Let $\mathcal E$ be an $\infty$-topos, and let $t : \mathcal E \to Spaces$ be the unique geometric morphism to $Spaces$. The composite $t_\ast t^\ast : Spaces \to Spaces$ is a left-exact accessible functor, i.e. a pro-space, known as the shape of the $\infty$-topos $\mathcal E$.
Moreover, though, $t_\ast t^\ast$ is obviously a monad, a fact which I haven’t seen discussed in the $\infty$-categorical literature. The analogous monads have been studied in the 1-categorical literature: in Cartesian monads on toposes, Johnstone shows that every monad on $Set$ whose underlying endofunctor is left exact arises as the shape of a topos. He moreover shows that the functor $\mathcal E \mapsto t_\ast t^\ast$, $Topos \to CartMnd(Set)$ is a localization, identifying a topos $\mathcal E$ with its “strongly zero-dimensional localic” reflection [1]. This leads to an obvious
Question 1: How much of this story lifts to $\infty$-topoi?

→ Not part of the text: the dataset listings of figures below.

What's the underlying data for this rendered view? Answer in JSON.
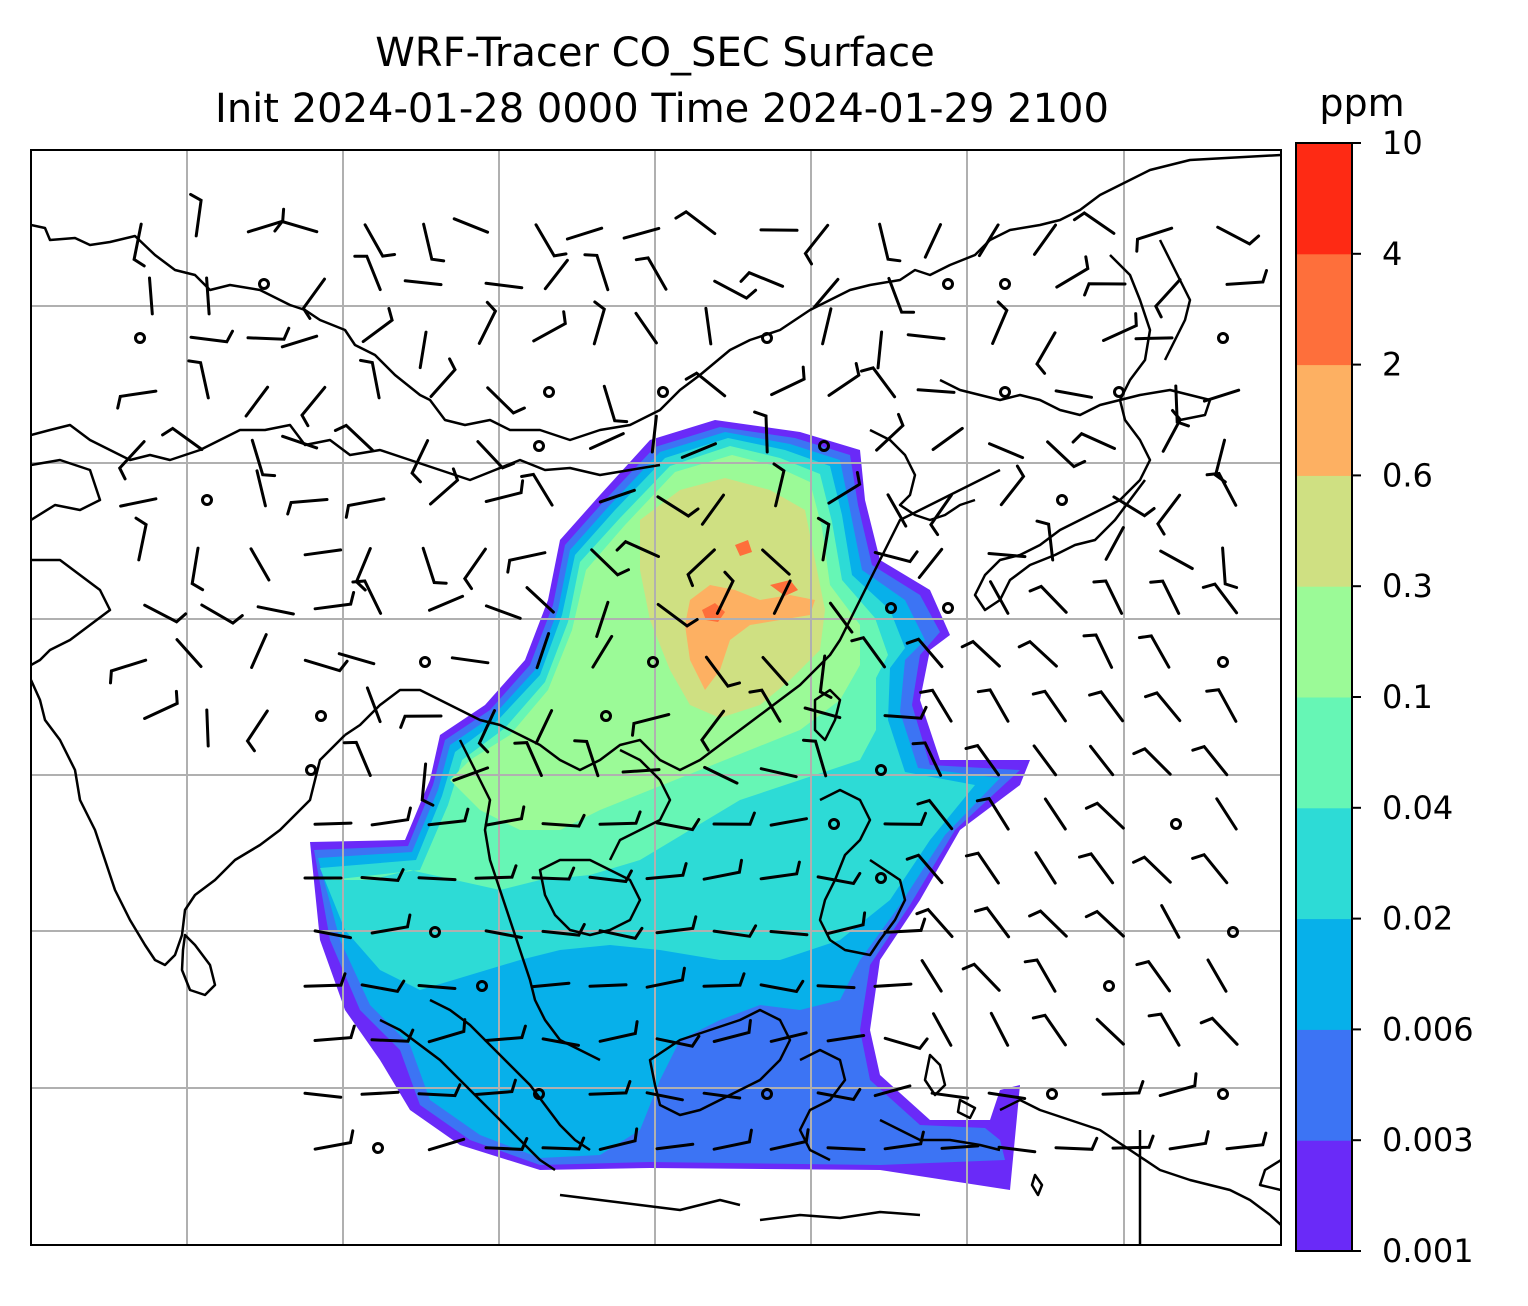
{
  "title": {
    "line1": "WRF-Tracer CO_SEC Surface",
    "line2": "Init 2024-01-28 0000 Time 2024-01-29 2100"
  },
  "colorbar": {
    "unit": "ppm",
    "levels": [
      "0.001",
      "0.003",
      "0.006",
      "0.02",
      "0.04",
      "0.1",
      "0.3",
      "0.6",
      "2",
      "4",
      "10"
    ],
    "colors": [
      "#6a2af8",
      "#3c74f4",
      "#07b0ea",
      "#2ddbd6",
      "#66f6b5",
      "#9bfa97",
      "#cfe082",
      "#fdb062",
      "#fe6f3b",
      "#fe2a14"
    ]
  },
  "map": {
    "coastline_color": "#000000",
    "grid_color": "#b0b0b0",
    "barb_color": "#000000"
  },
  "chart_data": {
    "type": "heatmap",
    "title": "WRF-Tracer CO_SEC Surface",
    "subtitle": "Init 2024-01-28 0000 Time 2024-01-29 2100",
    "colorbar_label": "ppm",
    "colorbar_levels": [
      0.001,
      0.003,
      0.006,
      0.02,
      0.04,
      0.1,
      0.3,
      0.6,
      2,
      4,
      10
    ],
    "grid": true,
    "overlay": "wind barbs"
  }
}
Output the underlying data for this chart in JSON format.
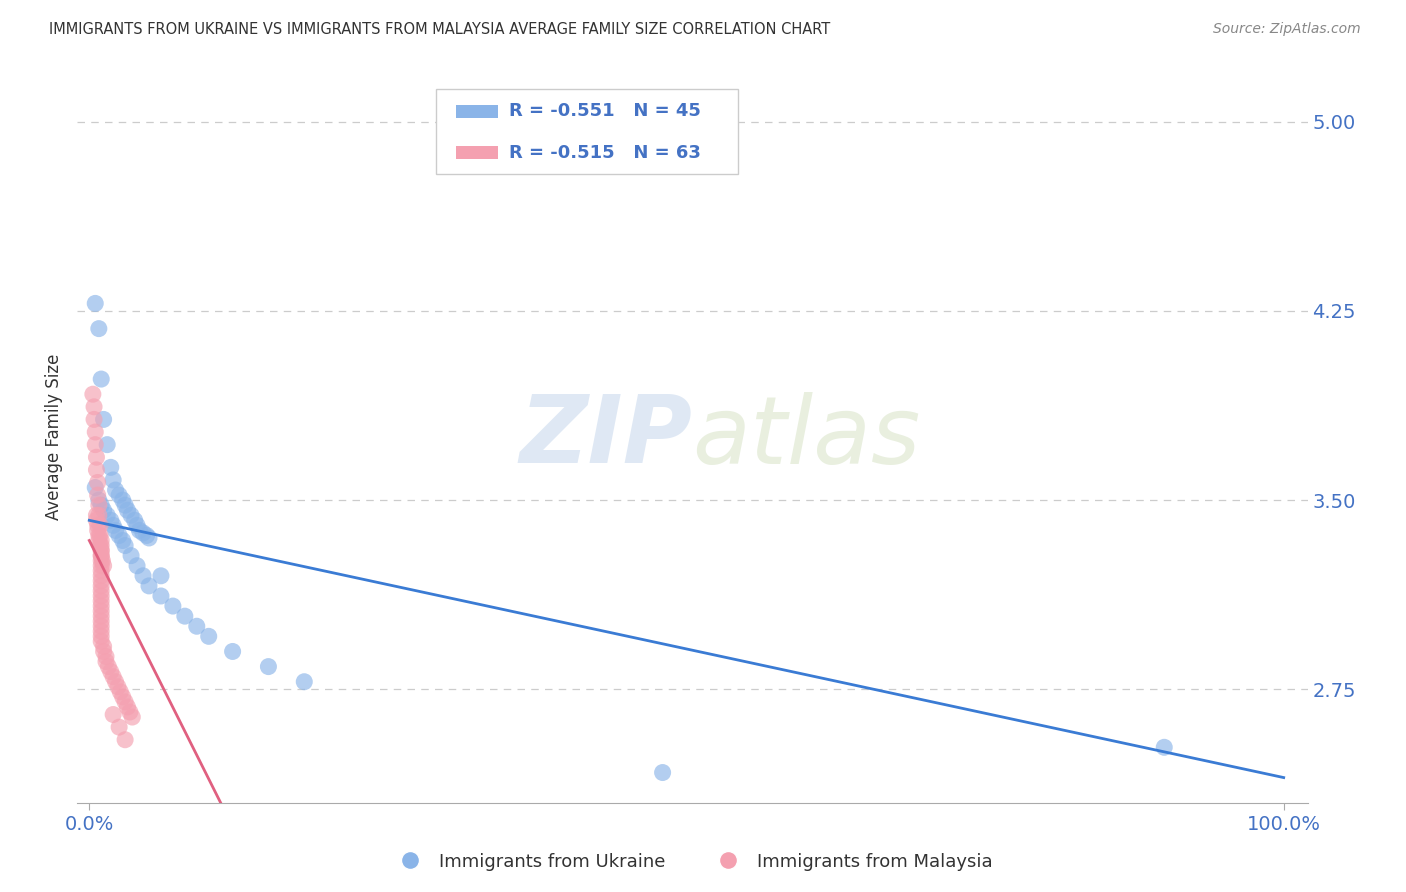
{
  "title": "IMMIGRANTS FROM UKRAINE VS IMMIGRANTS FROM MALAYSIA AVERAGE FAMILY SIZE CORRELATION CHART",
  "source": "Source: ZipAtlas.com",
  "ylabel": "Average Family Size",
  "ukraine_color": "#8ab4e8",
  "malaysia_color": "#f4a0b0",
  "ukraine_line_color": "#3a7bd4",
  "malaysia_line_color": "#e06080",
  "ukraine_label": "Immigrants from Ukraine",
  "malaysia_label": "Immigrants from Malaysia",
  "ukraine_R": "-0.551",
  "ukraine_N": "45",
  "malaysia_R": "-0.515",
  "malaysia_N": "63",
  "yticks": [
    2.75,
    3.5,
    4.25,
    5.0
  ],
  "ylim": [
    2.3,
    5.2
  ],
  "xlim": [
    -0.01,
    1.02
  ],
  "title_color": "#333333",
  "axis_label_color": "#4472c4",
  "grid_color": "#cccccc",
  "background_color": "#ffffff",
  "watermark_zip": "ZIP",
  "watermark_atlas": "atlas",
  "ukraine_scatter_x": [
    0.005,
    0.008,
    0.01,
    0.012,
    0.015,
    0.018,
    0.02,
    0.022,
    0.025,
    0.028,
    0.03,
    0.032,
    0.035,
    0.038,
    0.04,
    0.042,
    0.045,
    0.048,
    0.05,
    0.005,
    0.008,
    0.01,
    0.012,
    0.015,
    0.018,
    0.02,
    0.022,
    0.025,
    0.028,
    0.03,
    0.035,
    0.04,
    0.045,
    0.05,
    0.06,
    0.07,
    0.08,
    0.09,
    0.1,
    0.12,
    0.15,
    0.18,
    0.48,
    0.9,
    0.06
  ],
  "ukraine_scatter_y": [
    4.28,
    4.18,
    3.98,
    3.82,
    3.72,
    3.63,
    3.58,
    3.54,
    3.52,
    3.5,
    3.48,
    3.46,
    3.44,
    3.42,
    3.4,
    3.38,
    3.37,
    3.36,
    3.35,
    3.55,
    3.5,
    3.48,
    3.46,
    3.44,
    3.42,
    3.4,
    3.38,
    3.36,
    3.34,
    3.32,
    3.28,
    3.24,
    3.2,
    3.16,
    3.12,
    3.08,
    3.04,
    3.0,
    2.96,
    2.9,
    2.84,
    2.78,
    2.42,
    2.52,
    3.2
  ],
  "malaysia_scatter_x": [
    0.003,
    0.004,
    0.004,
    0.005,
    0.005,
    0.006,
    0.006,
    0.007,
    0.007,
    0.008,
    0.008,
    0.009,
    0.009,
    0.01,
    0.01,
    0.01,
    0.01,
    0.01,
    0.01,
    0.01,
    0.01,
    0.01,
    0.01,
    0.01,
    0.01,
    0.01,
    0.01,
    0.01,
    0.01,
    0.01,
    0.01,
    0.01,
    0.01,
    0.01,
    0.012,
    0.012,
    0.014,
    0.014,
    0.016,
    0.018,
    0.02,
    0.022,
    0.024,
    0.026,
    0.028,
    0.03,
    0.032,
    0.034,
    0.036,
    0.006,
    0.006,
    0.007,
    0.007,
    0.008,
    0.008,
    0.009,
    0.01,
    0.01,
    0.011,
    0.012,
    0.02,
    0.025,
    0.03
  ],
  "malaysia_scatter_y": [
    3.92,
    3.87,
    3.82,
    3.77,
    3.72,
    3.67,
    3.62,
    3.57,
    3.52,
    3.48,
    3.44,
    3.4,
    3.36,
    3.34,
    3.32,
    3.3,
    3.28,
    3.26,
    3.24,
    3.22,
    3.2,
    3.18,
    3.16,
    3.14,
    3.12,
    3.1,
    3.08,
    3.06,
    3.04,
    3.02,
    3.0,
    2.98,
    2.96,
    2.94,
    2.92,
    2.9,
    2.88,
    2.86,
    2.84,
    2.82,
    2.8,
    2.78,
    2.76,
    2.74,
    2.72,
    2.7,
    2.68,
    2.66,
    2.64,
    3.44,
    3.42,
    3.4,
    3.38,
    3.36,
    3.34,
    3.32,
    3.3,
    3.28,
    3.26,
    3.24,
    2.65,
    2.6,
    2.55
  ],
  "ukraine_line_x0": 0.0,
  "ukraine_line_y0": 3.42,
  "ukraine_line_x1": 1.0,
  "ukraine_line_y1": 2.4,
  "malaysia_line_x0": 0.0,
  "malaysia_line_y0": 3.34,
  "malaysia_line_x1": 0.11,
  "malaysia_line_y1": 2.3
}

Does every monad $T$ on $Spaces$ whose underlying endofunctor is left-exact arise as $T = t_\ast t^\ast$ for some $\infty$-topos $\mathcal E$?

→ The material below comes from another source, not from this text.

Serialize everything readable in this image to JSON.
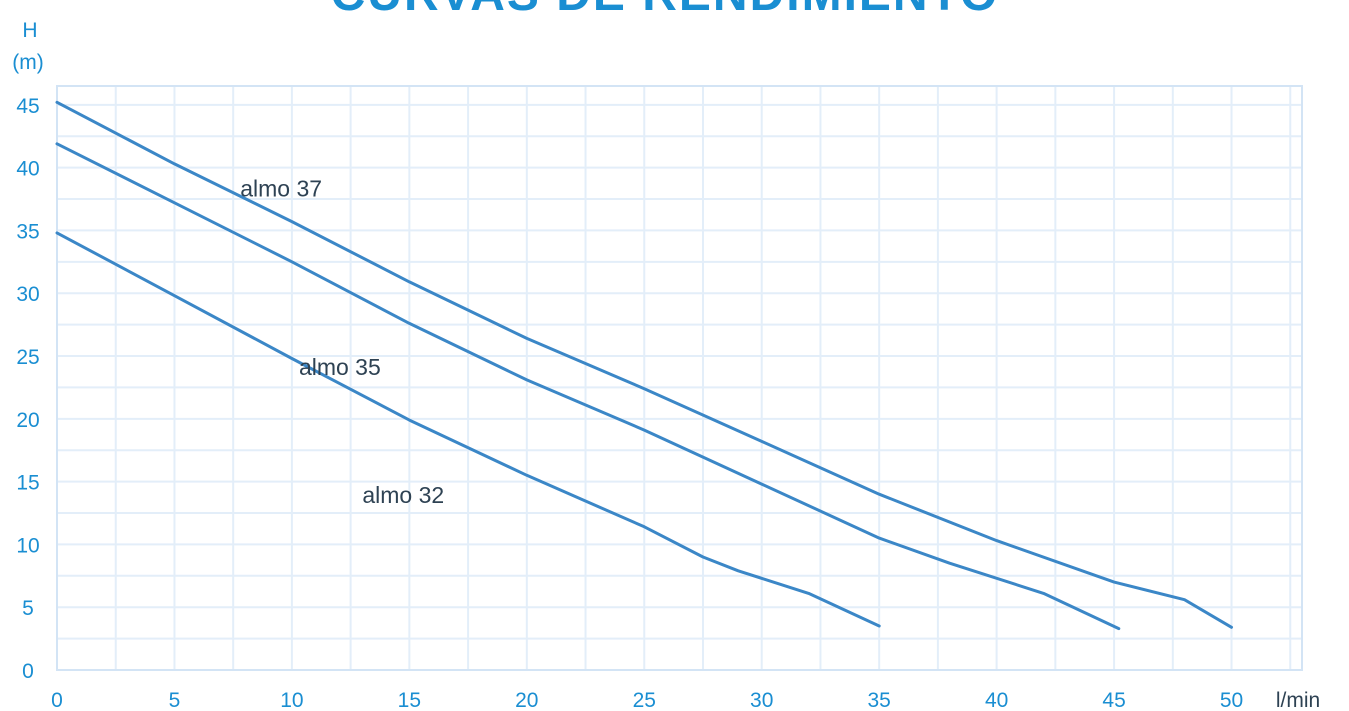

Is the resulting “enhanced shape” $\infty-Topos \to CartMnd(Spaces)$ a localization?
Can we characterize these possible “enhanced shapes” in a way analogous to the “strongly zero-dimensional locales” of Johnstone?

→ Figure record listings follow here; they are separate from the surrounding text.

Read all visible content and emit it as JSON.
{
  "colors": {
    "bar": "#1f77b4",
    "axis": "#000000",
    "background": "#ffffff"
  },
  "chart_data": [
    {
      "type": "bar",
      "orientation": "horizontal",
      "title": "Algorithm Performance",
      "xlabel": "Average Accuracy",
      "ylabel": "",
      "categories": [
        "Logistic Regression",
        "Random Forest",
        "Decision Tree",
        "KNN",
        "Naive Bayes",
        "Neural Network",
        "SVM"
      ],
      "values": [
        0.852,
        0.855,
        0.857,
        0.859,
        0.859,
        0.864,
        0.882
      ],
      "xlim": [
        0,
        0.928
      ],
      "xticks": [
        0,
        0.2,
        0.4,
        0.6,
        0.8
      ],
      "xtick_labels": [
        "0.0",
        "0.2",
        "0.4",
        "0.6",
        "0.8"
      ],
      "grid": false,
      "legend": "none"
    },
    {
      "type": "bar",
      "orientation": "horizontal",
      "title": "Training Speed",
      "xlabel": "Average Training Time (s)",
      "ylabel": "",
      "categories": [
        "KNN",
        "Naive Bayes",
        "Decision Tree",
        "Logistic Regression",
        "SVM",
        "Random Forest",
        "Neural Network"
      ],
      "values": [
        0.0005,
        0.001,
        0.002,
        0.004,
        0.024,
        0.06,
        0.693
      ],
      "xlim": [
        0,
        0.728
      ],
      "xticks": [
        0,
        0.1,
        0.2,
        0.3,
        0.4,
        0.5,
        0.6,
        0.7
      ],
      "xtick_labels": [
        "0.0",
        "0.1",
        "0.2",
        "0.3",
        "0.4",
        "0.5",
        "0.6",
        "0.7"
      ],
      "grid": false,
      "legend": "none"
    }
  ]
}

Question 2: Shapes of $\infty$-topoi are used to do real work (see e.g. etale homotopy theory, exodromy, ... ). Can we get more mileage out of $\infty$-topos-theoretic shape theory by considering this monad aspect?
[1] A topological space is “strongly zero-dimensional” if it is zero-dimensional and moreover every open cover has a pairwise-disjoint open refinement. Every compact (even Lindelof) zero-dimensional space is strongly zero-dimensional, but there are noncompact ones and not every zero-dimensional space is strongly zero-dimensional.